Jakarta, Karbonews.com || Menteri Pekerjaan Umum (PU) Dody Hanggodo menegaskan pembangunan Sekolah Rakyat merupakan bagian dari komitmen pemerintah dalam memperkuat kualitas sumber daya manusia (SDM) Indonesia melalui penyediaan infrastruktur pendidikan yang berkualitas dan merata hingga ke berbagai daerah.
Menurut Dody, pembangunan fasilitas pendidikan tersebut menjadi salah satu langkah strategis pemerintah untuk mendukung peningkatan mutu pendidikan nasional sekaligus memperluas kesempatan belajar bagi anak-anak di seluruh Indonesia.
“Pembangunan Sekolah Rakyat ini adalah bentuk nyata komitmen pemerintah untuk membangun sumber daya manusia yang unggul serta mendukung pemerataan akses pendidikan,” ujar Dody dalam keterangan resmi yang diterima di Jakarta, pada (15/7/2026).
Ia menjelaskan, keberadaan Sekolah Rakyat tidak hanya menghadirkan gedung sekolah yang representatif, tetapi juga menjadi investasi jangka panjang bagi pembangunan bangsa melalui peningkatan kualitas generasi muda.
Sejalan dengan dimulainya Tahun Ajaran 2026/2027, sejumlah Sekolah Rakyat yang dibangun oleh PT Nindya Karya (Persero) telah siap digunakan.
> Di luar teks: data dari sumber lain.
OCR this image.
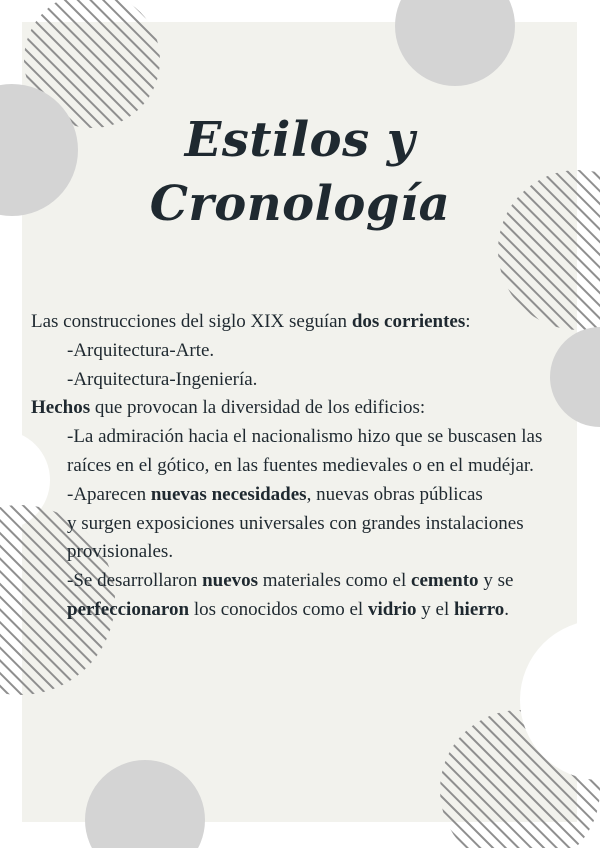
Estilos y
Cronología

Las construcciones del siglo XIX seguían dos corrientes:

-Arquitectura-Arte.

-Arquitectura-Ingeniería.

Hechos que provocan la diversidad de los edificios:

-La admiración hacia el nacionalismo hizo que se buscasen las

raíces en el gótico, en las fuentes medievales o en el mudéjar.

-Aparecen nuevas necesidades, nuevas obras públicas

y surgen exposiciones universales con grandes instalaciones

provisionales.

-Se desarrollaron nuevos materiales como el cemento y se

perfeccionaron los conocidos como el vidrio y el hierro.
Fasilitas tersebut mulai difungsikan bersamaan dengan pelaksanaan Masa Pengenalan Lingkungan Sekolah (MPLS) bagi para peserta didik baru.
Kesiapan operasional sekolah tersebut menjadi bukti sinergi antara pemerintah dengan badan usaha milik negara (BUMN) dalam mempercepat penyediaan sarana pendidikan yang aman, nyaman, dan layak guna mendukung proses belajar mengajar.
Pada tahap kedua pembangunan, PT Nindya Karya menyelesaikan proyek Sekolah Rakyat di 20 lokasi yang tersebar di empat provinsi, yakni Sulawesi Selatan, Sumatera Utara, Jawa Timur, dan Maluku.
Pemerataan pembangunan di berbagai wilayah tersebut menunjukkan komitmen pemerintah dalam menghadirkan akses pendidikan yang setara bagi seluruh masyarakat, termasuk di kawasan tertinggal, terdepan, dan terluar (3T).
Melalui penyediaan infrastruktur pendidikan yang memadai, pemerintah berharap semakin banyak anak Indonesia memperoleh kesempatan belajar dalam lingkungan yang lebih baik.
Direktur Utama PT Nindya Karya Firmansyah mengatakan dimulainya kegiatan MPLS menjadi tonggak penting karena menandai bahwa hasil pembangunan telah memasuki tahap pemanfaatan dan memberikan manfaat langsung bagi masyarakat.
“Kami bersyukur pembangunan Sekolah Rakyat yang menjadi amanah pemerintah kini telah memasuki tahap pemanfaatan.
Dimulainya kegiatan MPLS menjadi bukti bahwa hasil pembangunan yang dikerjakan Nindya Karya sudah dapat dirasakan langsung oleh masyarakat.
Keberhasilan proyek ini bukan hanya diukur dari rampungnya konstruksi, tetapi dari manfaat yang terus dirasakan oleh generasi penerus bangsa,” ujar Firmansyah.
Ia menambahkan, Nindya Karya berkomitmen menjaga kualitas setiap proyek infrastruktur yang dikerjakan agar mampu mendukung program prioritas pemerintah, khususnya di sektor pendidikan.
Program Sekolah Rakyat merupakan salah satu upaya pemerintah untuk memperkuat fondasi pembangunan nasional melalui peningkatan kualitas pendidikan.
Dengan dukungan infrastruktur yang memadai dan pemerataan pembangunan hingga ke daerah-daerah yang membutuhkan, pemerintah berharap dapat menciptakan SDM Indonesia yang unggul, berdaya saing, dan siap menghadapi tantangan pembangunan di masa depan.